Recommendations include adding Jew-hatred as a Prevent risk factor and for the Charity Commission to take firmer action
October 13, 2025 14:00
After the terror attack on Manchester’s Heaton Park synagogue in which two congregants were killed, counter-extremism experts are urging the government to confront the Islamist threat more robustly – and to recognise that antisemitism is a key driver of jihadist radicalisation.
The attacker, Jihad Al-Shamie, who was shot dead at the scene, was born in Syria and came to the UK as a child. His father posted pro-Hamas comments on October 7. Emerging details about Al-Shamie have prompted scrutiny of how radicalisation is monitored and what can be done to prevent it.
Hannah Stuart, director of the Counter Extremism Group, said Islamist antisemitism has been allowed to grow in a “permissive environment”. Antisemitism, she argues, should be treated as a “radicalisation risk factor” when officials assess people under the Prevent strategy. “Sympathy for extremism and antisemitic attitudes – there’s a correlation,” Stuart said. Tracking this would allow authorities to trace patterns of antisemitism geographically and organisationally over time.
Lord Walney, the government’s former independent adviser on political violence and disruption, told the JC that the home secretary should urgently review whether antisemitism is a “definitive and prominent marker for Prevent referrals”.
Stuart suggested that parts of the government fundamentally misunderstand Islamist extremism and its antisemitic ideology, unlike their understanding of antisemitism as a factor of far-right extremism, a point also made in the 2023 William Shawcross review.
She stressed the antisemitism associated with Islamist extremism is not merely a reaction to the Gaza conflict but is “deeply ideological”. Walney echoed this, stating: “The opposition to the current government of Israel is not the primary root of this sense of injustice; it is the temerity of Jews thinking they could have a state and a place in the Middle East, that is what offends them.”
Walney, whose position as an independent adviser was scrapped by the government last February, stated: “Action is needed on a number of levels, including the determination to root out Islamist intolerance inimical to British values.”
The Shawcross review also warned of the risk of attacks by individuals who have come to the UK through the asylum system; he recommended that Prevent be expanded to cover immigration.
This would involve identifying risk and vulnerability at the border, Stuart explained, and might mean a name such as Jihad would raise alarm. Walney believes incorporating Prevent at the border could be “part of the necessary tightening of the immigration system” ensuring that new arrivals uphold “the basic value of a liberal democracy”.
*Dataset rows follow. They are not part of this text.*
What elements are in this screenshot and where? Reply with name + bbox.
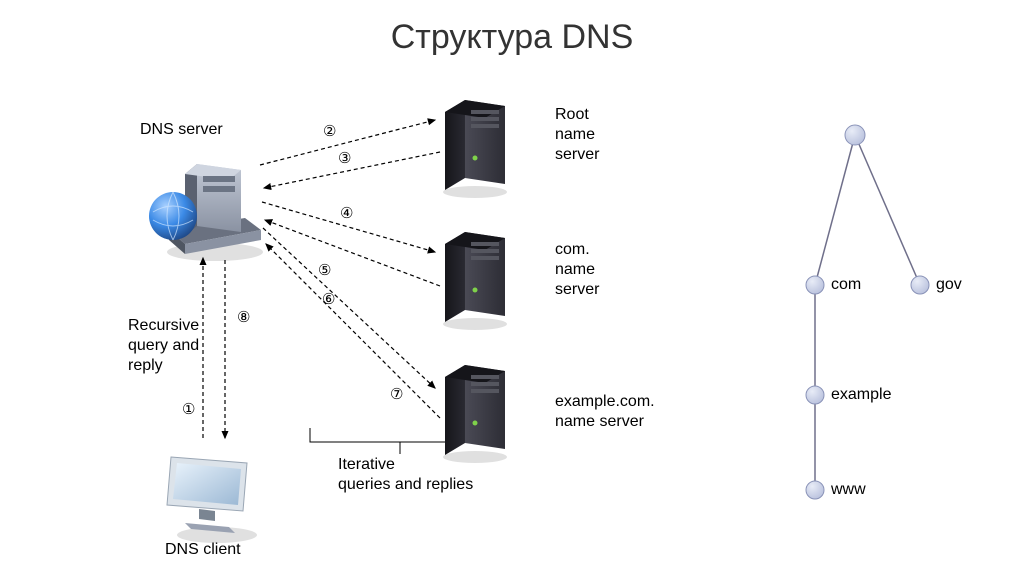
label-com: com. name server [555,240,599,300]
tree-label-www: www [831,480,866,500]
tree-label-example: example [831,385,891,405]
label-dns-server: DNS server [140,120,223,140]
label-iterative: Iterative queries and replies [338,455,473,495]
num-8: ⑧ [237,308,250,326]
num-1: ① [182,400,195,418]
num-3: ③ [338,149,351,167]
num-7: ⑦ [390,385,403,403]
num-5: ⑤ [318,261,331,279]
label-example: example.com. name server [555,392,655,432]
label-recursive: Recursive query and reply [128,316,199,376]
num-2: ② [323,122,336,140]
diagram-canvas [0,0,1024,574]
label-root: Root name server [555,105,599,165]
tree-label-com: com [831,275,861,295]
num-4: ④ [340,204,353,222]
num-6: ⑥ [322,290,335,308]
tree-label-gov: gov [936,275,962,295]
label-client: DNS client [165,540,241,560]
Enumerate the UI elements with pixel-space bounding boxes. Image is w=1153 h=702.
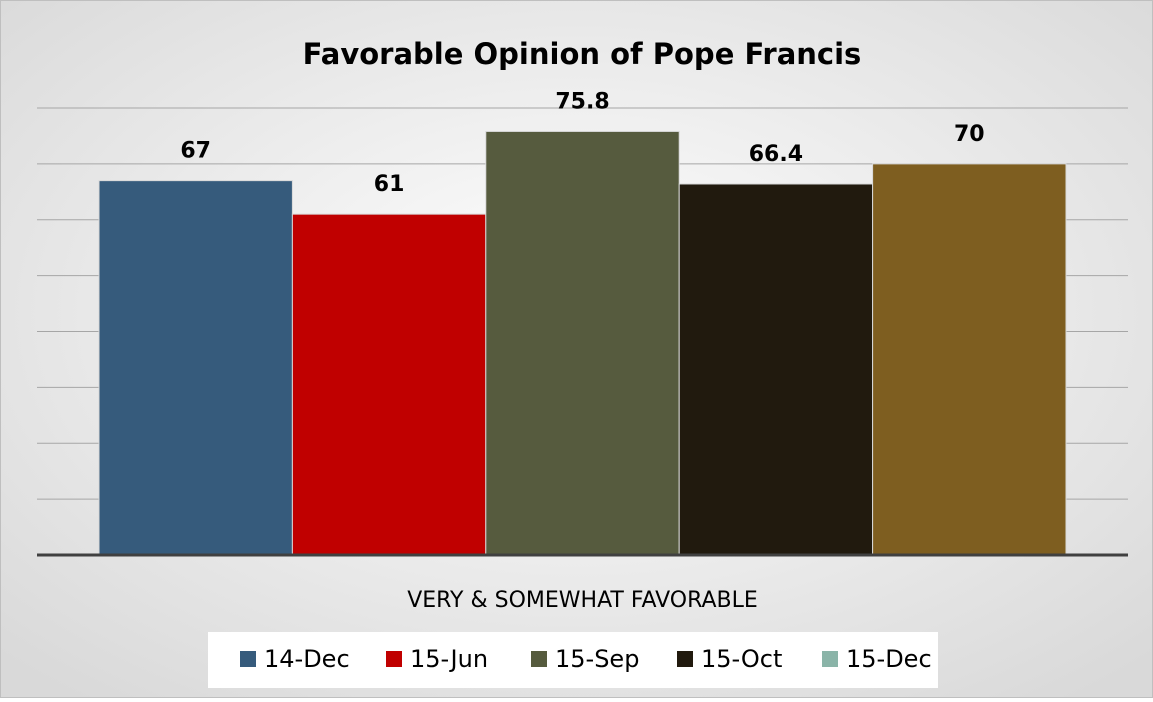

Both Stuart and Walney warned about radicalisation occurring within some mosques, including those operating under charitable status. The JC has previously reported about hate preachers at UK mosques, including one that hosted a speaker who described Jews as “people of envy” who “killed the prophets and the messengers”.
Stuart called for the Charity Commission to take firmer action against “antisemitic Islamist abuse in the charity sector”. She noted that the commission’s current “soft approach” of helping charities regain compliance doesn’t work when they are “deliberately avoiding scrutiny”.
“When dealing with highly radicalised ideologies that are looking to exploit the system, you have to be more rigorous,” she said.
Walney and Stuart also criticised successive governments for engaging with community leaders who have promoted antisemitism. “We have seen time and time again government and partners engaging with self-appointed community leaders who have platformed antisemitic leaders or have posted content that is supportive of the ‘resistance’ or intifada,” Stuart said. “The bar for government engagement should be much higher,” she added.
Walney added that “law enforcement should commit not to consult with extremists, which has happened too often”.
Regulatory framework on campus and in the media also needs to be strengthened, Stuart went on. Ofcom should close channels supportive of Hamas terrorism, and the Office for Students needs to commit to its duty under Prevent. She suggested there had been a failure in terms of “genuinely monitoring universities’ compliance to Prevent”.
Walney urged the government to implement his review’s recommendation to stop marches if they cause cumulative harm or if police resources are not sufficient. The Home Office announced at the weekend it will grant the police new powers to do exactly that.
Finally, Stuart suggested implementing a new low-level terrorism offence to criminalise the celebration of terrorist acts, in addition to the support for proscribed groups. And Walney reiterated calls to proscribe the Islamic Revolutionary Guard Corps (IRGC) and crack down on its funding by Iran in the UK.
Responding to the recommendations, a Home Office spokesperson told the JC: “Prevent is about stopping people from becoming terrorists or supporting terrorism.
“We know hateful antisemitic narratives are prominent within both Islamist and Extreme Right-Wing radicalisation which is why Prevent seeks to address this head on through Intervention Providers who specialise in antisemitism, specific training on antisemitism and targeted projects to tackle the problem at its source in communities.”